Il Massiccio del Pollino rappresenta uno dei paesaggi montani più riconoscibili dell’Appennino meridionale e un’area di confine enologico tra Basilicata e Calabria. La viticoltura si concentra soprattutto nelle fasce pedemontane, nelle valli e nei versanti meglio esposti, dove l’altitudine contribuisce a definire un ambiente fresco, ventilato e ricco di escursioni termiche. Il clima mediterraneo, modificato dalla montagna, alterna estati luminose e asciutte a inverni freddi, con precipitazioni più regolari e neve sulle quote elevate. Queste condizioni favoriscono maturazioni lente, buona conservazione dell’acidità e profili aromatici nitidi.
La geologia è particolarmente articolata. Prevalgono formazioni calcaree e dolomitiche, spesso modellate da fenomeni carsici, affiancate da marne, argille, arenarie e depositi detritico-colluviali. I suoli, variabili anche a breve distanza, possono offrire drenaggio efficace, presenza di scheletro e una componente minerale capace di sostenere vini di tensione e carattere. Esposizione, quota e ventilazione completano un mosaico di microambienti nel quale la vite esprime differenze marcate tra valle e pendio.

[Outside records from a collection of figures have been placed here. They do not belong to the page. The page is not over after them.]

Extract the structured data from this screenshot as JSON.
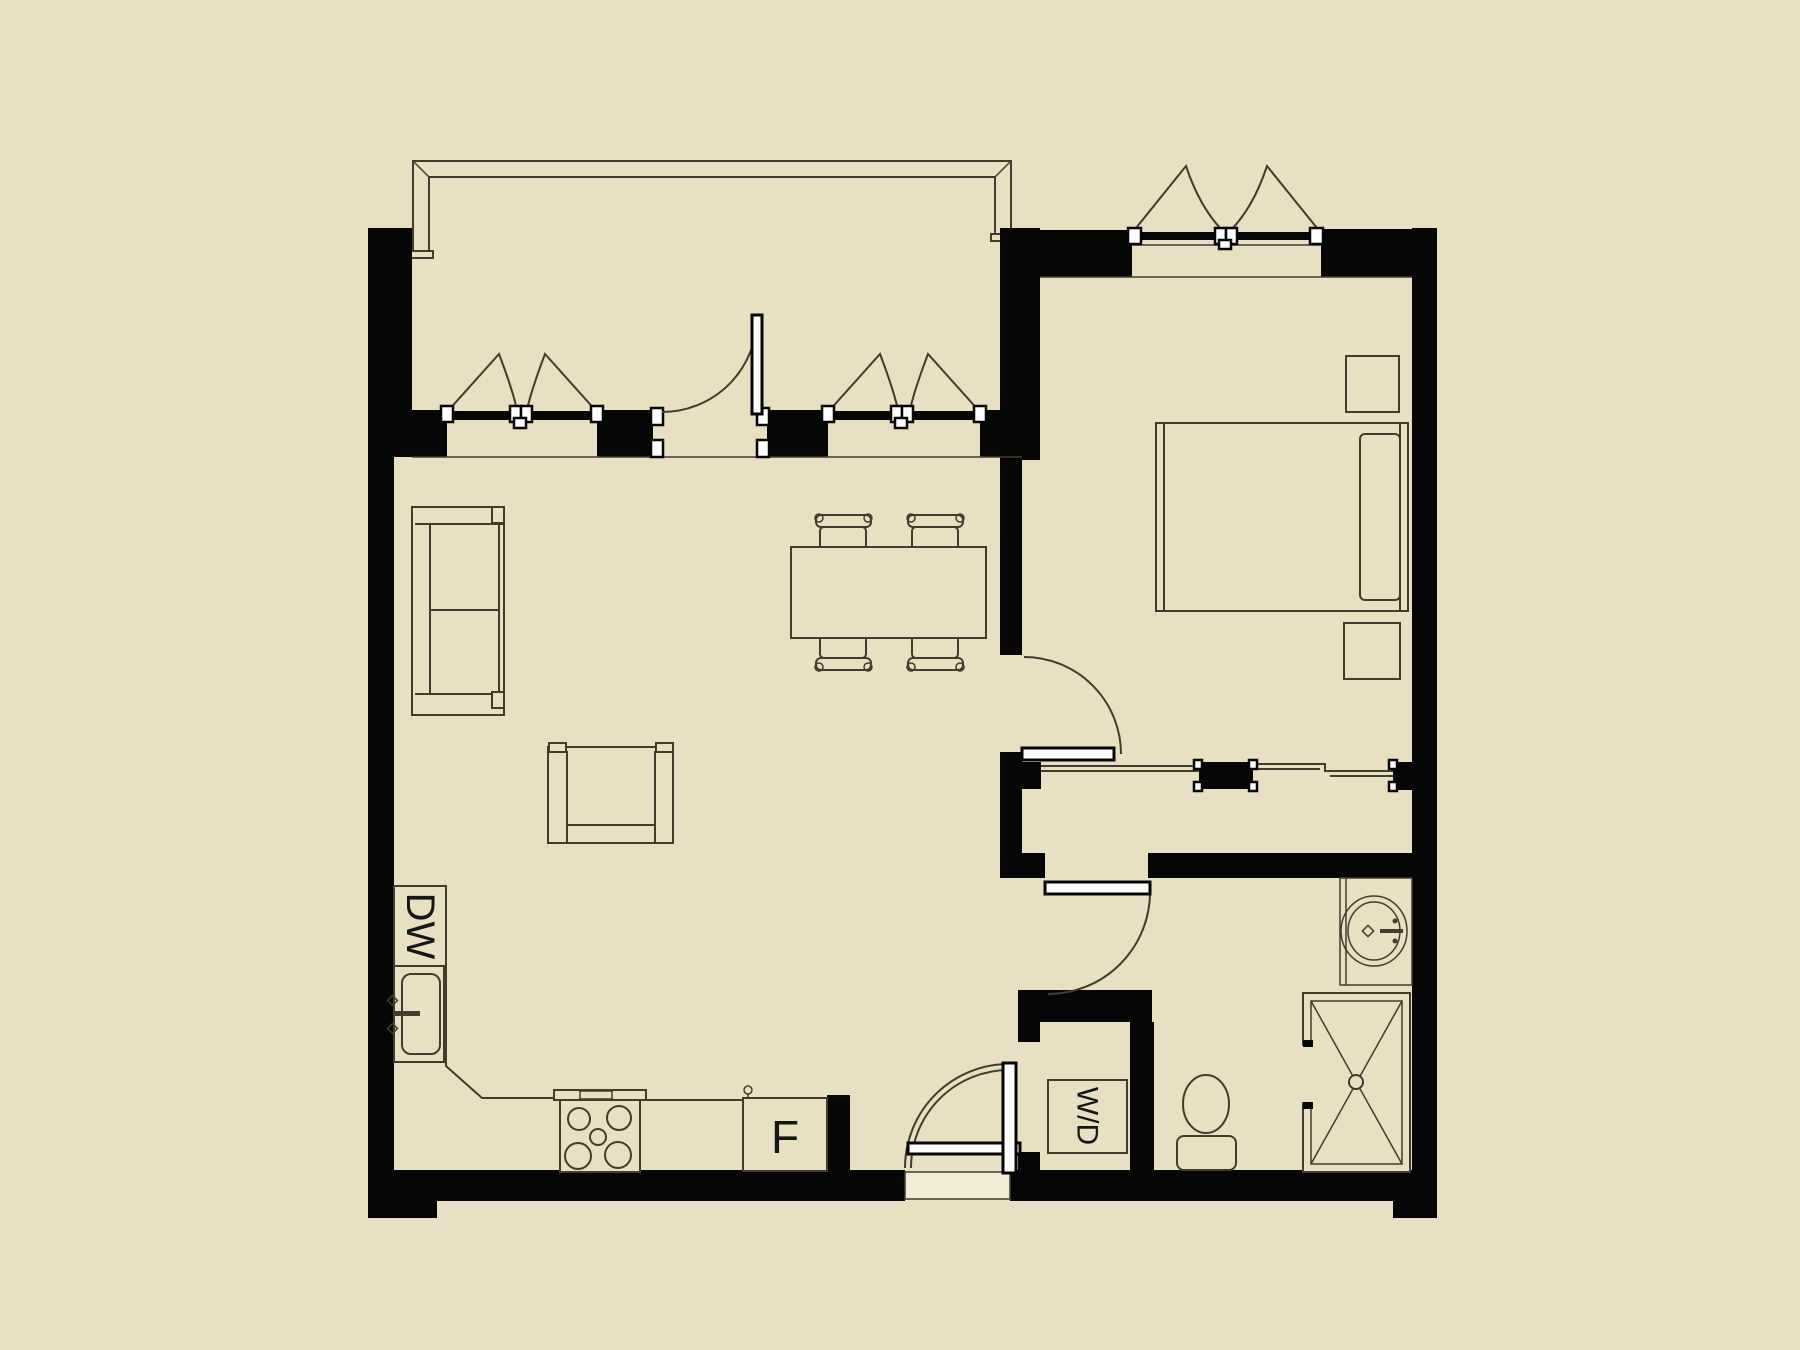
{
  "plan": {
    "type": "apartment-floor-plan",
    "labels": {
      "dishwasher": "DW",
      "fridge": "F",
      "washer_dryer": "W/D"
    }
  },
  "colors": {
    "bg": "#e9dfc3",
    "wall": "#060606",
    "line": "#433b2d"
  }
}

Nel patrimonio ampelografico del Pollino spiccano soprattutto Magliocco, Gaglioppo e Pecorello, vitigni legati alla tradizione locale e presenti anche in vigneti storici coltivati dalle comunità del territorio. I rossi, spesso ottenuti da uve a bacca nera autoctone, mostrano colore, struttura e una trama tannica sostenuta da note di frutti scuri, erbe mediterranee e spezie. I bianchi valorizzano invece freschezza, sapidità e profumi floreali o agrumati, mentre i rosati interpretano con immediatezza la componente ventilata e luminosa del paesaggio.

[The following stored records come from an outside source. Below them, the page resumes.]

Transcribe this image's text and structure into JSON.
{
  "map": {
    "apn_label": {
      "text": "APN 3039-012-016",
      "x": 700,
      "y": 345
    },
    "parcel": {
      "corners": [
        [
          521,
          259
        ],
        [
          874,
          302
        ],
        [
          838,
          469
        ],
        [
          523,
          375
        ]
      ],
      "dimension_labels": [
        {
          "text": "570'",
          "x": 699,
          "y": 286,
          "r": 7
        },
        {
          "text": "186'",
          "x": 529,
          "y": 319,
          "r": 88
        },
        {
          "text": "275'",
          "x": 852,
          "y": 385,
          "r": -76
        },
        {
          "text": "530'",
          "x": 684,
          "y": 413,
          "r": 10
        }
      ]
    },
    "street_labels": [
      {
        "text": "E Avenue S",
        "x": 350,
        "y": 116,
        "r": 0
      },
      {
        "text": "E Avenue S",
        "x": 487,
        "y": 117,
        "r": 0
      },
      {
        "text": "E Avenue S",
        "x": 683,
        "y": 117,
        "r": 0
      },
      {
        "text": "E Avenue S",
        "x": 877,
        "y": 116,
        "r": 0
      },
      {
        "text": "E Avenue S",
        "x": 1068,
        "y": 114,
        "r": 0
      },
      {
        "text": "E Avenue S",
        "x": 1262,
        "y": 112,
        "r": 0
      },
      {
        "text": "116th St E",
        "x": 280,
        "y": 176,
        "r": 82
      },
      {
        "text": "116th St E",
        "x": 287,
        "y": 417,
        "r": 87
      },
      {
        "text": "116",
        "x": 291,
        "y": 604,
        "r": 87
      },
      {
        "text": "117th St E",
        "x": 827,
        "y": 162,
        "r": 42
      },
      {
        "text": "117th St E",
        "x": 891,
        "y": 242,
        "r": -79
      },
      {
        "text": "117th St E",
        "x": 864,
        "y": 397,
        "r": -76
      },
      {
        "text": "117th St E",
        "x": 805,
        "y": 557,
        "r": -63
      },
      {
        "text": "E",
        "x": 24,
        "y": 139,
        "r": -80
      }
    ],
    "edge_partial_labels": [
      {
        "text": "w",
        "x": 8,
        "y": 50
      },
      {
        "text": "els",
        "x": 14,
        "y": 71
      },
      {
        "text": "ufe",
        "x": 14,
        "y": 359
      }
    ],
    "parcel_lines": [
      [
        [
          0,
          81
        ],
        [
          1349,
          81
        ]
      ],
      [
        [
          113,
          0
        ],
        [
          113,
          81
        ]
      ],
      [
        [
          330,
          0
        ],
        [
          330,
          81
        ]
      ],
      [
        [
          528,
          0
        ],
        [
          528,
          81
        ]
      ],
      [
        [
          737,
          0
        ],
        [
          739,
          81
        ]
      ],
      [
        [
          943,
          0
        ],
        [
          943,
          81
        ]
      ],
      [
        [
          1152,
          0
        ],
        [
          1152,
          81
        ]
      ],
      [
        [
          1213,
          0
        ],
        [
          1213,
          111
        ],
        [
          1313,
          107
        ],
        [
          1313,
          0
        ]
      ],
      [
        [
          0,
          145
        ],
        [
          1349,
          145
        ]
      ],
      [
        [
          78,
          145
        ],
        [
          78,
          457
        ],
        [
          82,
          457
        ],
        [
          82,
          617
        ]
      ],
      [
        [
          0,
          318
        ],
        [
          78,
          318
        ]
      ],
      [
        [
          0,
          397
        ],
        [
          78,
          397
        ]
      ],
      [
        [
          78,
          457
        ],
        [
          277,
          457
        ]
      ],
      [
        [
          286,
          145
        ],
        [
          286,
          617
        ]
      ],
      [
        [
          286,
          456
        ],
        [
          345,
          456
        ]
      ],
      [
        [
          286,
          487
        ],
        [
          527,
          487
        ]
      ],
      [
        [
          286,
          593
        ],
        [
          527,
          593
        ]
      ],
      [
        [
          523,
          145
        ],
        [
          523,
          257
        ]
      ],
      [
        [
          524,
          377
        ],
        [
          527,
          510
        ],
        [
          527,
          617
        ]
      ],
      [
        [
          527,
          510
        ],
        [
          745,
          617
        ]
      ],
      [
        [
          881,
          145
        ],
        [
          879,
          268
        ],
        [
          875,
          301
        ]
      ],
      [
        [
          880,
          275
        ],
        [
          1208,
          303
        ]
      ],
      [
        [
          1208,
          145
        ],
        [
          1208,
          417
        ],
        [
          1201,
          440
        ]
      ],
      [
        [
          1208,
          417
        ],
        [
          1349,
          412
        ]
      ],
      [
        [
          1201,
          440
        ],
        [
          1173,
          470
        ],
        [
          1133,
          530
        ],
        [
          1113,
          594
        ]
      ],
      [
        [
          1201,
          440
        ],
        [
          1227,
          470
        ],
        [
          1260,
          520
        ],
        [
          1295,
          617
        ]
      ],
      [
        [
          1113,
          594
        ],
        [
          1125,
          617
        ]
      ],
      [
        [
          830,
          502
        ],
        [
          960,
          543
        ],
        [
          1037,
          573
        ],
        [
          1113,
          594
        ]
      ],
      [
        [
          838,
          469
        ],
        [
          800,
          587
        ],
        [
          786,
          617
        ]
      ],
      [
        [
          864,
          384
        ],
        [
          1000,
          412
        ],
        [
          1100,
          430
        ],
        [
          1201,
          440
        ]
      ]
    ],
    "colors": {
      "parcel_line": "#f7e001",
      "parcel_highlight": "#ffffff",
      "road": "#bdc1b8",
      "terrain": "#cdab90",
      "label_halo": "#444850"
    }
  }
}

Le pratiche produttive mantengono un rapporto diretto con l’identità rurale: raccolte manuali, vinificazioni attente alla valorizzazione del frutto, uso dell’acciaio per preservare nitidezza e affinamenti più articolati per sviluppare complessità. Ne deriva una produzione territoriale riconoscibile, capace di unire freschezza montana, intensità mediterranea e memoria delle tradizioni contadine.